For now, he explained, there are just too many unanswered legal questions, and the framework for how an individual might go about finding their own stolen digital property isn’t developed. Part of this has to do with how fast technology changes and how fast federal law changes (hint: not the same speed). As soon as the government finally pins down the legal wording for something, it is already five steps behind what computer hackers are now capable of.
The other part, however, has to do with the fact that the government doesn’t want to sanction ‘hack-back’ actions it cannot explicitly oversee. What happens if a victim of stolen data goes out to get their own data back, and inadvertently acquires a trove of other people’s data in the process? What if they create more harm than good and unintentionally take down an entire network? The possibilities go on and on.
There’s hope those issues could be resolved sooner rather than later. The point of the panel was to consider solutions for how the government and tech community can work together to give benevolent hackers the ability to work within the law and help out a vulnerable public. Unfortunately, the panelists themselves didn’t offer a lot of specific ideas. Michael Tiffany, the co-founder and CEO of the cyber security company White Ops, was suspicious of creating “hack-back exceptions,” calling them “manipulative” and suggesting that there wasn’t even a legal framework to protect good hackers from criminal prosecution.

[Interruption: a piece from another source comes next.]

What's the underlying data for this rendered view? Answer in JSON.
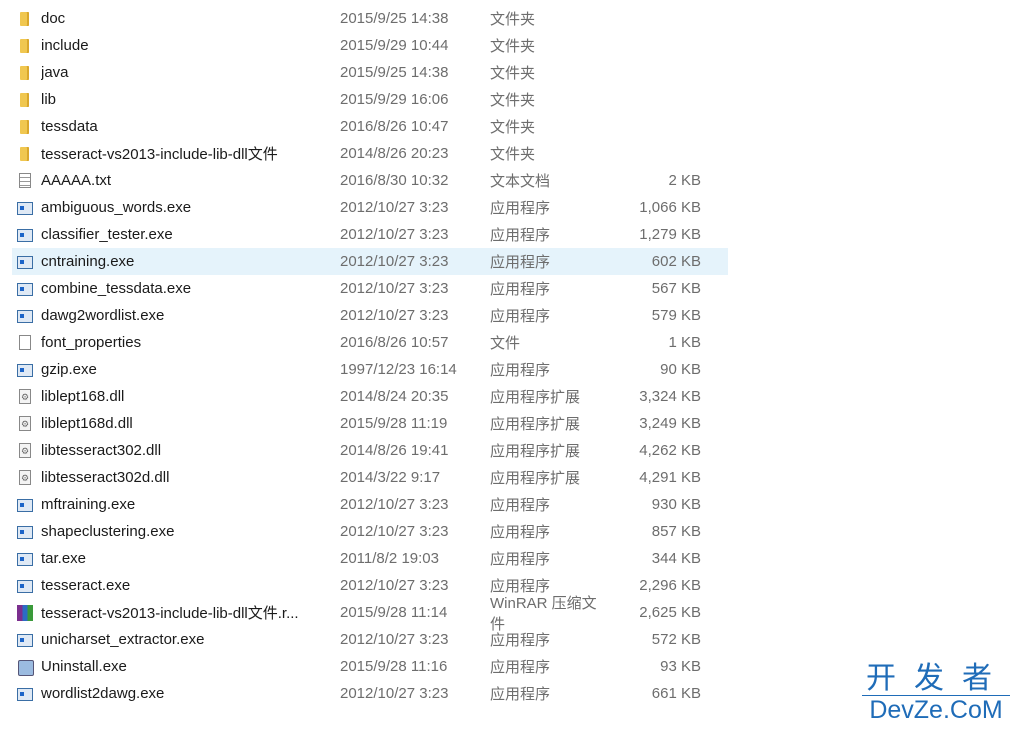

Stawasz emphasized that he wanted to see more victims of data theft or DDOS attacks approach authorities to come up with a solution that falls under legal framework, instead of taking matters into their own hands.
As comes as a surprise to no one, however, Stawasz acknowledges that “we haven’t had anyone come forward on that offer.” The government’s reputation among good and bad hackers is, well, bad. Stawasz says this reputation of overzealous prosecution is overblown, saying that of the tens of thousands arrested for digital fraud, less than 200 are actually charged. Too bad that fact hasn’t really assuaged fears yet.
On the plus side, it’s nice to see that this is now a topic of discussion for both the Justice Department and the tech community. As more and more of our everyday tools become connected to the cloud, cybersecurity is taking on a more vital role in society. Hopefully, we can move these talks from isolated CES conference rooms and into more prominent platforms — say, a Congressional hearing or something.